How Pulp Fiction gave us Britain's biggest Christmas film - the story behind Love Actually
Throughout the day, we're bringing you the stories behind the classic Christmas movies and songs that are bound to accompany you today...
Next up, we bring you the story behind a quintessentially British movie inspired by a very American Tarantino smash hit: Love Actually.
First released 14 November 2003
What's it about
A star-studded cast acts out ten interconnected episodes of people finding and losing love in London and elsewhere around the holidays - including a cuckolded home-maker, a washed-up rock star and the UK prime minister.
The story behind the film
The film was the directing debut of Richard Curtis, the writer behind the Hugh Grant-powered British romcoms that conquered the world from the 1990s.
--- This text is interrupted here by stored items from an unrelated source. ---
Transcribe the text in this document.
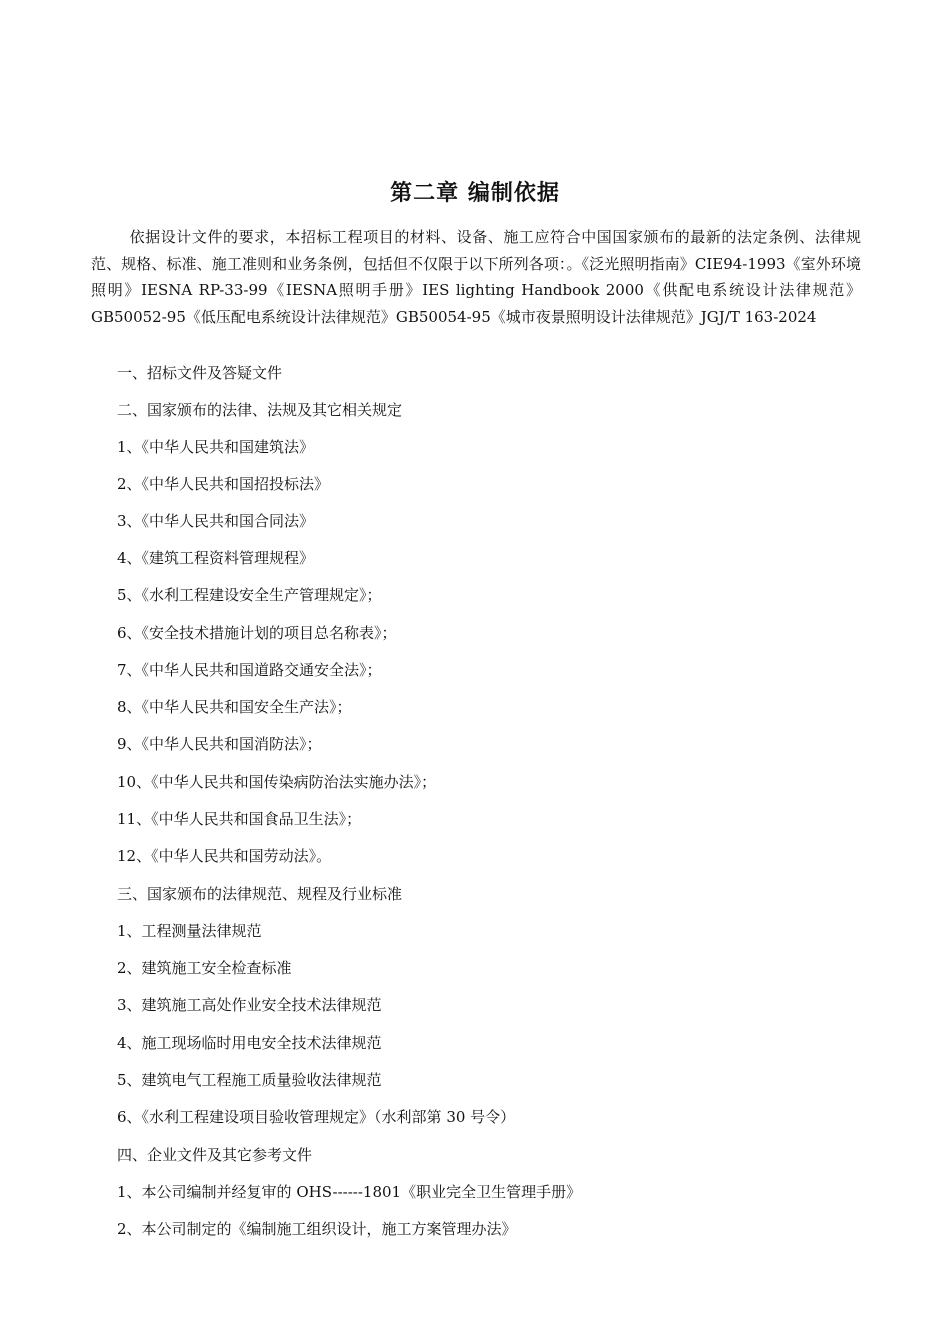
第二章 编制依据

依据设计文件的要求，本招标工程项目的材料、设备、施工应符合中国国家颁布的最新的法定条例、法律规范、规格、标准、施工准则和业务条例，包括但不仅限于以下所列各项：。《泛光照明指南》CIE94-1993《室外环境照明》IESNA RP-33-99《IESNA照明手册》IES lighting Handbook 2000《供配电系统设计法律规范》GB50052-95《低压配电系统设计法律规范》GB50054-95《城市夜景照明设计法律规范》JGJ/T 163-2024

一、招标文件及答疑文件
二、国家颁布的法律、法规及其它相关规定
1、《中华人民共和国建筑法》
2、《中华人民共和国招投标法》
3、《中华人民共和国合同法》
4、《建筑工程资料管理规程》
5、《水利工程建设安全生产管理规定》；
6、《安全技术措施计划的项目总名称表》；
7、《中华人民共和国道路交通安全法》；
8、《中华人民共和国安全生产法》；
9、《中华人民共和国消防法》；
10、《中华人民共和国传染病防治法实施办法》；
11、《中华人民共和国食品卫生法》；
12、《中华人民共和国劳动法》。
三、国家颁布的法律规范、规程及行业标准
1、工程测量法律规范
2、建筑施工安全检查标准
3、建筑施工高处作业安全技术法律规范
4、施工现场临时用电安全技术法律规范
5、建筑电气工程施工质量验收法律规范
6、《水利工程建设项目验收管理规定》（水利部第 30 号令）
四、企业文件及其它参考文件
1、本公司编制并经复审的 OHS------1801《职业完全卫生管理手册》
2、本公司制定的《编制施工组织设计，施工方案管理办法》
Originally, it had nothing to do with Christmas. Curtis started writing two separate scripts: one was the Love Actually storyline in which Colin Firth's writer falls for his Portuguese housekeeper; the other was the one in which Hugh Grant's prime minister falls for... well, one of his housekeepers.
It was Quentin Tarantino's very un-Christmassy anthology-like film Pulp Fiction that prompted Curtis to interlink several such love stories.
Christmas came in "halfway through the writing", Curtis said, because he's "always been very sort of emotional about Christmas".
The impact
Love Actually grossed six times more than it cost to make (some £180m), placing it among the highest-grossing Christmas movies ever.
It added another chapter to the quintessentially British Curtis romcoms that made international audiences fall in love with the Cool Britannia of the Blair years.
But the morality rooted in the same era, including the lack of diversity, hasn't aged that well.
Kimberley Sheehan, lead film programmer at the BFI Southbank, notes the film was originally going to feature extra storylines with more diverse characters.
An LGBT storyline was probably cut for time, she says, even if traces could still be found.
Not even those involved seem thrilled now: Curtis described his final arrangement of the different episodes as a "catastrophe" and regretted fat-shaming jokes and cutting the gay part.
Grant has bashed his famous dance scene at No 10 as "absolute hell".
Why it's a Christmas classic
Sheehan says the stellar performance of the ensemble cast is "at the heart of the power of Love Actually".
"There is also an aspirational fantasy element to Love Actually which gives it strong appeal to international audiences. Although it’s deeply British, it presents a very shiny, cozy and glamorous London... There is drama in the storylines, but it is around relationship troubles and grief and the film shows love conquering all.
Part of the film's fun is the unrealistic rules of its universe... Whether you enjoy these plot solutions or enjoy poking fun at them, they are iconic and distinctively Love Actually.